Le Syndicat national des stagiaires en éducation (SNSE) a invité, le lundi 23 mars dernier, l’ensemble des étudiant·e·s des cégeps et des universités du Québec à se présenter à leur école en pyjama. L’action collective visait à dénoncer l’épuisement des stagiaires en enseignement, face au surmenage et à la non-rémunération des stages.
De son côté, l’Association générale des étudiantes et étudiants en éducation (AGÉÉÉ) de l’Université de Montréal a convié, le même jour, les membres de la Faculté des sciences de l’éducation à se réunir au café étudiant La Retenue, situé au pavillon Marie-Victorin, afin de se prononcer sur une motion de grève.
Fiers d’exposer leur pyjama, la trentaine de participant·e·s, en plus de celles et ceux connecté·e·s à l’événement virtuel, n’ont pas suffi à atteindre le quorum. Afin d’atteindre la majorité exigée et voter la grève, l’association étudiante a donc décidé de reconduire l’assemblée générale au mercredi soir.

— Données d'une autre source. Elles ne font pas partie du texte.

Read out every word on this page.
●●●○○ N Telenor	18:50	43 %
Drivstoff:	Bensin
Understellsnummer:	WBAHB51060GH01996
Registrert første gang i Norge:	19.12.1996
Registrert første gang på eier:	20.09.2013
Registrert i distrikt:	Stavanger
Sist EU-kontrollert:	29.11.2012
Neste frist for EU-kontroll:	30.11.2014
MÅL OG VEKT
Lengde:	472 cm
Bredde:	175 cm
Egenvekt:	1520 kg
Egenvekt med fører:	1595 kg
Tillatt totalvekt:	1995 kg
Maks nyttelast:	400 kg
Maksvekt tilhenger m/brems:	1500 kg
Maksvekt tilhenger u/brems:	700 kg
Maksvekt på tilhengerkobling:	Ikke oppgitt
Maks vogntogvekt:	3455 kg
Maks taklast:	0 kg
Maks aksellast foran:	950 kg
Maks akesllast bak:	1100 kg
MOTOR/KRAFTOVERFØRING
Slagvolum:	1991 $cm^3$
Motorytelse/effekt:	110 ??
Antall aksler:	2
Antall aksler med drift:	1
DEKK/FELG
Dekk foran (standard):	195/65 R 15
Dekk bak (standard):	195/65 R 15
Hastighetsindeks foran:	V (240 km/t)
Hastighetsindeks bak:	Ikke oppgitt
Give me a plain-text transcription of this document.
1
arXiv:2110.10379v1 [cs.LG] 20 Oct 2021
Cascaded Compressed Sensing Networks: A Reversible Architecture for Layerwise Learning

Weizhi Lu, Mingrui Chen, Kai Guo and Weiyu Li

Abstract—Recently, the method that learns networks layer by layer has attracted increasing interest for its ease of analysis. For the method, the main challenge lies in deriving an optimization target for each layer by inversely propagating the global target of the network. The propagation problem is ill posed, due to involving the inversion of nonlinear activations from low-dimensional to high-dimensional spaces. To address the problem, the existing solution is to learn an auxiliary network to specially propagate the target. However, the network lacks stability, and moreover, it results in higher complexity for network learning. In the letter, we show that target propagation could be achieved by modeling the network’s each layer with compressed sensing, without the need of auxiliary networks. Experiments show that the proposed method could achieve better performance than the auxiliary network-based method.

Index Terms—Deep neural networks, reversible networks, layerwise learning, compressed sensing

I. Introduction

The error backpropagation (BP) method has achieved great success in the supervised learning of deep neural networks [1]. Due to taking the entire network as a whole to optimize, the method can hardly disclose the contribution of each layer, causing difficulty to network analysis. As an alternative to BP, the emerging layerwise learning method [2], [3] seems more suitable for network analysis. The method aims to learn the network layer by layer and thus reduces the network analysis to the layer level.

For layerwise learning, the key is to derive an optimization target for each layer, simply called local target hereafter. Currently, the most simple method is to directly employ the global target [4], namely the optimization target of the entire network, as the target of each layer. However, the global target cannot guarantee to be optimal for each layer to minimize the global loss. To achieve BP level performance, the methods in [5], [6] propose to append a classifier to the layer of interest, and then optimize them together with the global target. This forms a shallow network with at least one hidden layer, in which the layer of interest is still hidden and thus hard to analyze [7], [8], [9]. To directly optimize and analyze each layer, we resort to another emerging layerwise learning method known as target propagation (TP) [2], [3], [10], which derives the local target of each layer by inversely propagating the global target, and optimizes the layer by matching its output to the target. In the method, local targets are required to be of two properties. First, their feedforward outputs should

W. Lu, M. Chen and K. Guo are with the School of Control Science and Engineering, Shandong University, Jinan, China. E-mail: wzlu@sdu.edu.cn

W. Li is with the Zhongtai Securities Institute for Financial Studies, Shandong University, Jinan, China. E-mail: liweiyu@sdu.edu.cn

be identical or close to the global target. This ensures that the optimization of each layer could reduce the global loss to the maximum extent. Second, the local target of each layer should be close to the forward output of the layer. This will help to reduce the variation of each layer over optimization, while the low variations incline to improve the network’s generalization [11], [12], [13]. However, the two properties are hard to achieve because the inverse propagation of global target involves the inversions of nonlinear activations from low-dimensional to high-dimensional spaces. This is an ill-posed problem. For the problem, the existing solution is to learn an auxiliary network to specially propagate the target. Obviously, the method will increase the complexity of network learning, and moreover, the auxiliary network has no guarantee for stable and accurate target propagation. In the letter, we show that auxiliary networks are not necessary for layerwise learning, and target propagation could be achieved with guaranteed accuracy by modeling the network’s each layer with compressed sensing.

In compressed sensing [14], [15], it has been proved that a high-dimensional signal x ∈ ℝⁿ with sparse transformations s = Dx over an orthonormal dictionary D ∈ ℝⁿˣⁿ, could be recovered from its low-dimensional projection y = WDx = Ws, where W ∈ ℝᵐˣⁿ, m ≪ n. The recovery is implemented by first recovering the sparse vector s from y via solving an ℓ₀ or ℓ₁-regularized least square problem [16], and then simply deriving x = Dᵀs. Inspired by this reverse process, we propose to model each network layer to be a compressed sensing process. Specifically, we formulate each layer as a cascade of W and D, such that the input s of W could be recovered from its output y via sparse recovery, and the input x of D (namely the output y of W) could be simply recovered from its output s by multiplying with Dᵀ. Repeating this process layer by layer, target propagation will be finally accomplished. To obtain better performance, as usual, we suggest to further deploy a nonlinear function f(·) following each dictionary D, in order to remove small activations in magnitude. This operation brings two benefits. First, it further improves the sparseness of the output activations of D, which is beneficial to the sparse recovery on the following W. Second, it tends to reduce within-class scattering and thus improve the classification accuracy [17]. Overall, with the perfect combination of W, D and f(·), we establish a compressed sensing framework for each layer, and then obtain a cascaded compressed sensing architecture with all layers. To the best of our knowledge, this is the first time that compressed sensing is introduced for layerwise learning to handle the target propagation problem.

Des stages éreintants pour les étudiant·e·s
Installée dans le local de l’AGÉÉÉ, entre deux sacs à dos, la présidente du SNSE et étudiante de deuxième année en adaptation scolaire, Sandrine Leblanc, détaille les dysfonctionnements du programme de stage. « Tu es environ 35 heures par semaine à l’école, explique-t-elle. Tu as au moins cinq heures ou plus de travaux qui sont liés au stage, en plus du nombre d’heures où tu dois travailler à côté [pour gagner de l’argent]. »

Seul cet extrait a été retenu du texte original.